(I wrote a similar post after I visited Hawaii last November and wanted to continue the “tradition” since first impressions play such a major role when traveling. I’m going to write a separate first impressions post for Lisbon since I thought a capital city deserves its own write up.)
1.) I know Portugal is not Spain. I know from reading that the Portuguese people hate to be grouped in with Spain, seeing as how they have their own unique culture, language (so different from Spanish speaking wise), history and droves of other attributes. However, being in Portugal, so much of it reminded me of Spain, a country I had lived in for a semester six years ago. On our first night there, we walked down from the bed and breakfast to the village of Almoçageme in search of food. As it was southern Europe, restaurants did not open until 7 PM (it is better in Portugal since Spanish restaurants usually don’t open for dinner until 8 PM or later), and so we wandered aimlessly for a short while. At one point we passed by a group of elderly gentlemen sitting in a courtyard-like area, chatting away, no women present. In terms of the physical look of the men, I could perfectly imagine my Spanish host dad Diego sitting there amongst the group. The colors too on the buildings, bright pinks, yellows, and blues, were so evocative of a festa (party), so decidedly lush and vibrant Iberia. On a much less fun note, the heat I experienced in Portugal also greatly reminded me of Spain. My last few weeks in Seville were brutally hot (summer was just around the corner during the month of May) and so it shouldn’t have come as much of a surprise to me that early September in Portugal would be much different. Of course the Moorish buildings I toured and the Moorish architecture I saw was one of the best reminders of my semester abroad in southern Spain.
2.) Before traveling to Portugal I had read about its famous azulejos (decorative tiles). However, I didn’t know however how paramount they were. Everywhere you looked there were azulejos, whether you were in a public building, on a street or even in a private home. They are applied on walls, floors and even ceilings. Although I’ve never been to Holland I certainly have seen images of its famous Delft tiles. As pretty as I find them, Portuguese azulejos are much more striking simply because they go beyond the somewhat stolid colors of blue and white. The art of the azulejo was introduced to Portugal by the Moors in the 15th century and many designs I saw featured vibrant and striking colors of yellow, orange, red and green. My favorite azulejos were those that depicted a scene. It was simply amazing to see a scene from life in the form of tiles, especially since each tile was painted individually.

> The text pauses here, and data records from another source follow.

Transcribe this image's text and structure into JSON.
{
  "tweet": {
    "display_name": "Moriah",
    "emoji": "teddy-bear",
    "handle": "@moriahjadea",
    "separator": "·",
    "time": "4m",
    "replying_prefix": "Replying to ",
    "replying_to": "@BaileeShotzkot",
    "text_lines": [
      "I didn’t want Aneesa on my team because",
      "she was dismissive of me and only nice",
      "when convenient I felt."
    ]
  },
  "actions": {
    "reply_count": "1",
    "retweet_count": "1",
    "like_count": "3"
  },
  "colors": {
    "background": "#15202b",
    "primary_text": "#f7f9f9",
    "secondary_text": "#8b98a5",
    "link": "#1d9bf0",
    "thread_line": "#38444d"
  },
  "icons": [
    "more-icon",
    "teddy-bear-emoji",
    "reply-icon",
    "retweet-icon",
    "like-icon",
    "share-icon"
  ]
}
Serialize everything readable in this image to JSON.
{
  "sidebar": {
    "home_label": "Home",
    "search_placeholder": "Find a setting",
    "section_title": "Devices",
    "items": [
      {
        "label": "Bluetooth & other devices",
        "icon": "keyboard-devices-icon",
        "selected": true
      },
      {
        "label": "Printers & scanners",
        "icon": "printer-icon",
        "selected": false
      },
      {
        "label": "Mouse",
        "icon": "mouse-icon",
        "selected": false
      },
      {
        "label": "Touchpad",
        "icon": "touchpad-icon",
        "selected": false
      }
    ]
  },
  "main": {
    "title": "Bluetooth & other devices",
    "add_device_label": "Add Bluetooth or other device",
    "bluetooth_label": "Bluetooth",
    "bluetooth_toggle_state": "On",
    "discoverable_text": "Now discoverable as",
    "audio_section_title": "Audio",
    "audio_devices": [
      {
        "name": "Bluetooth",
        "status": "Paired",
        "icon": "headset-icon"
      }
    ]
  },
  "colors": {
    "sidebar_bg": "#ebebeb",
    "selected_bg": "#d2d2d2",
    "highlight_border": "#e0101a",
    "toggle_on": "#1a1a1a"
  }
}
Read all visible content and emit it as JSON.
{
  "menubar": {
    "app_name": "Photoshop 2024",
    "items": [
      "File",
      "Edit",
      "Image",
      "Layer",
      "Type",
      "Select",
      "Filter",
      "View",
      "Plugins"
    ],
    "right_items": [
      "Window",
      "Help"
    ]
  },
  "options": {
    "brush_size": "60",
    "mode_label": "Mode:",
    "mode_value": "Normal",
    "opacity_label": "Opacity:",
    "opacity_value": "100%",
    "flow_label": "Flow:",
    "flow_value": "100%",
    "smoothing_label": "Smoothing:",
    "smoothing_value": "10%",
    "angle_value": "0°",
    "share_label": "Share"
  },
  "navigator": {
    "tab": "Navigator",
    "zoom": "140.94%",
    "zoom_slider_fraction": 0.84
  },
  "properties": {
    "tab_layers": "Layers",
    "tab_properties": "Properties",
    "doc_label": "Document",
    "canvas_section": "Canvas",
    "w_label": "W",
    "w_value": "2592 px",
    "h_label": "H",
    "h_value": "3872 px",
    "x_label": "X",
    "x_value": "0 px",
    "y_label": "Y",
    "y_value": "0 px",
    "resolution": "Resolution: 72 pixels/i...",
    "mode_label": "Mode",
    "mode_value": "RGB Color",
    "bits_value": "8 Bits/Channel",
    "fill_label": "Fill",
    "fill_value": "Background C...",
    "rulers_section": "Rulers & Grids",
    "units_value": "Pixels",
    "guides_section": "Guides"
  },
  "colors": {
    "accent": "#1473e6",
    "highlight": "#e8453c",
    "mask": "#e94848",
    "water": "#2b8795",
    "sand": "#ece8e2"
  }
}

3.) At least for American tourists, Portugal is truly an overlooked country. Although compared to countries like France, England, and Italy, Spain is sometimes disregarded, but Portugal is often not even on the travel radar for many Americans, which is a shame since its sites and history are incredible. It’s also I feel a relative bargain even when taking into account the slightly higher rate of the Euro to the American dollar. While D and I never dined at expensive restaurants, we didn’t hold back either in terms of ordering food and drinks and none of our bills were ever above 50 euro. We never personally met any Americans there either. Although we heard some North American English being spoken, one can’t always assume they’re American since non-French speaking Canadians sound just about the same. The day we spent in Sintra, a city renowned for its many palaces and beautiful spaces, I was awestruck over all that I saw and experienced. The Moorish Castle there was probably one of my favorite things that I visited while there. Obviously excluding Spain, how many other European countries can boast historical ruins and buildings that date back more than 700 years and are of that of a people from an entirely different continent? I always thought Spain was the only country to see Moorish history and yet I was clearly mistaken.